In a cellular automaton, a finite pattern is called a sawtooth if its population grows without bound but does not tend to infinity. In other words, a sawtooth is a pattern with population that reaches new heights infinitely often, but also infinitely often drops below some fixed value. Their name comes from the fact that their plot of population versus generation number looks roughly like an ever-increasing sawtooth wave.

==In rules with small replicators==
For instance, in Rule 90, a one-dimensional elementary cellular automaton, the population size starting from a single live cell follows Gould's sequence, which has a self-similar sawtooth pattern. On each step whose number is a power of two, the population crashes from a high of the step number plus one to a low of only two live cells. As the population grows with this pattern, its live cells trace out the rows of a Sierpinski triangle.
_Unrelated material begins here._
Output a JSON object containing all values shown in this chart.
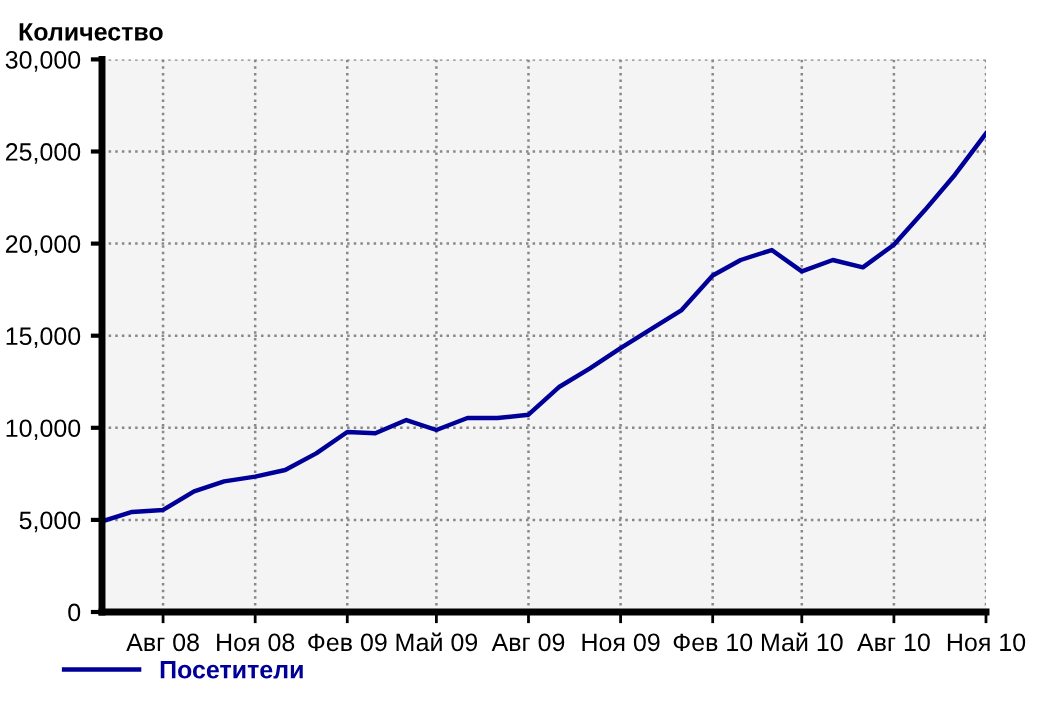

The sawtooth shape of this pattern can be used to recognize physical processes that behave similarly to Rule 90.
In Rule 90 and in many cellular automata such as Highlife, the sawtooth pattern is based on the existence of a small replicator, which in Rule 90 consists of a single live cell.

==In Life==
In Conway's Game of Life, replicators are large and difficult to construct. Instead,
the first sawtooth in Life was constructed by Dean Hickerson in April 1991 by using a loaf tractor beam. For a number of years the least infinitely repeating population of any known sawtooth was 262 ON cells, attained by a sawtooth found by David Bell on July 9, 2005.
==Expansion factor==
The expansion factor of a sawtooth is the limit of the ratio of successive heights (or equivalently, widths) of the "teeth" in plots of population versus generation number. Some sawtooths do not have an expansion factor under its standard definition because some sawtooths have growth that is not exponentially-spaced.